Que répondez-vous à leur profonde inquiétude du lendemain, pour eux et leur famille ?
Nous avons été élus pour régler les problèmes qu’on avait laissés en plan et nous continuerons à le faire sans relâche. Il faut absolument sortir de ce piège du tout voiture, tout pétrole, tout diesel dans lequel nous nous sommes enfermés si longtemps. Les Français sont conscients de l’urgence du réchauffement climatique : quand dans l’Aude, il est tombé l’équivalent de trois à quatre mois de pluie en quelques heures, pluie qui a fait 13 morts, ce ne sont pas seulement les habitations qui ont été inondées, ce sont des routes, des infrastructures qui ont été emportées. Et ça, ce ne sont pas les assurances qui vont le couvrir, c’est l’Etat !
Le 1er janvier donc, la taxe carbone augmentera bien ?
En matière de fiscalité écologique, nous poursuivrons la trajectoire prévue. Ne pas le faire serait de l’inconscience. En 1998, le Gouvernement (NDLR : de Lionel Jospin) avait pris conscience du problème du diesel. Il avait été alors question d’aligner la taxation du diesel sur celle de l’essence, mais il a suffi que les prix du pétrole augmentent pour que l’effort soit abandonné. A l’époque pourtant, seulement un Français sur trois roulait au diesel alors qu’aujourd’hui, c’est deux sur trois. Résultat, on a perdu vingt ans. Si la France a élu Emmanuel Macron, c’est bien pour qu’on en finisse avec le statu quo.
On a entendu ce samedi dans les rangs des Gilets jaunes : « Macron, démission ! » Le président de la République est-il en train de perdre la main ?
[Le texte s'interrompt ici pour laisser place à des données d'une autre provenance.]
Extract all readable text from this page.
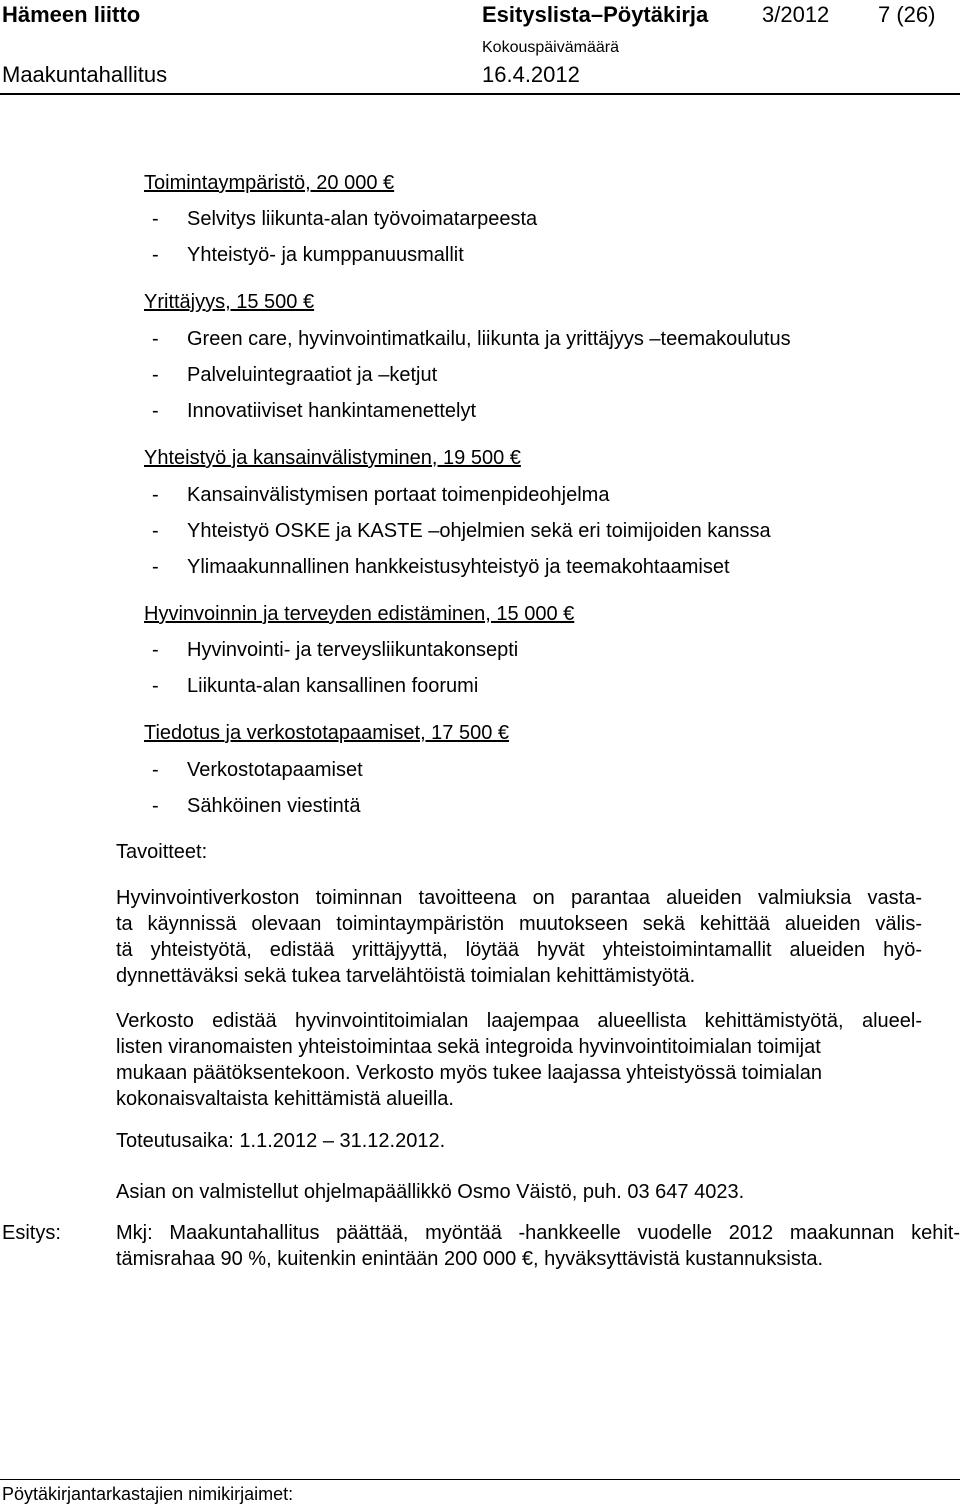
Hämeen liitto	Esityslista–Pöytäkirja 3/2012 7 (26)
Kokouspäivämäärä
Maakuntahallitus	16.4.2012
Toimintaympäristö, 20 000 €
- Selvitys liikunta-alan työvoimatarpeesta
- Yhteistyö- ja kumppanuusmallit
Yrittäjyys, 15 500 €
- Green care, hyvinvointimatkailu, liikunta ja yrittäjyys –teemakoulutus
- Palveluintegraatiot ja –ketjut
- Innovatiiviset hankintamenettelyt
Yhteistyö ja kansainvälistyminen, 19 500 €
- Kansainvälistymisen portaat toimenpideohjelma
- Yhteistyö OSKE ja KASTE –ohjelmien sekä eri toimijoiden kanssa
- Ylimaakunnallinen hankkeistusyhteistyö ja teemakohtaamiset
Hyvinvoinnin ja terveyden edistäminen, 15 000 €
- Hyvinvointi- ja terveysliikuntakonsepti
- Liikunta-alan kansallinen foorumi
Tiedotus ja verkostotapaamiset, 17 500 €
- Verkostotapaamiset
- Sähköinen viestintä
Tavoitteet:
Hyvinvointiverkoston toiminnan tavoitteena on parantaa alueiden valmiuksia vasta-
ta käynnissä olevaan toimintaympäristön muutokseen sekä kehittää alueiden välis-
tä yhteistyötä, edistää yrittäjyyttä, löytää hyvät yhteistoimintamallit alueiden hyö-
dynnettäväksi sekä tukea tarvelähtöistä toimialan kehittämistyötä.
Verkosto edistää hyvinvointitoimialan laajempaa alueellista kehittämistyötä, alueel-
listen viranomaisten yhteistoimintaa sekä integroida hyvinvointitoimialan toimijat
mukaan päätöksentekoon. Verkosto myös tukee laajassa yhteistyössä toimialan
kokonaisvaltaista kehittämistä alueilla.
Toteutusaika: 1.1.2012 – 31.12.2012.
Asian on valmistellut ohjelmapäällikkö Osmo Väistö, puh. 03 647 4023.
Esitys:	Mkj: Maakuntahallitus päättää, myöntää -hankkeelle vuodelle 2012 maakunnan kehit-
tämisrahaa 90 %, kuitenkin enintään 200 000 €, hyväksyttävistä kustannuksista.
Pöytäkirjantarkastajien nimikirjaimet:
Je ne le crois pas. J’entends plutôt l’expression d’une impatience. Il y a une attente très forte de résultats, qu’il est très difficile de satisfaire en l’espace de 18 mois. Et ce n’est certainement pas en capitulant devant les difficultés qu’on parviendra à y répondre. Le conservatisme, l’inertie, ce n’est pas pour ce gouvernement. Dès l’an prochain, 20 % des Français les plus modestes auront droit à une « super prime » à la conversion de 4 000 € s’ils veulent acheter un véhicule électrique ou hybride rechargeable ou un véhicule moins polluant. Les gros rouleurs non imposables pourront aussi bénéficier d’une telle prime quand ils parcourent plus de 60 km par jour pour aller au travail. Les conducteurs qui covoiturent des personnes seront récompensés fiscalement. Et tous les conducteurs d’une petite cylindrée (3 et 4 CV) pourront bénéficier d’un barème kilométrique.
Et si le baril flambe à plus de 100 $ comme en 2008 (NDLR : il est actuellement à 67 $ pour le Brent de mer du Nord), que faites-vous ?
Nous n’en sommes pas là, mais il faut justement maintenir le cap des mesures que nous prenons pour nous libérer de la dépendance au pétrole et donc éviter qu’une telle hausse ne bouscule un jour notre économie.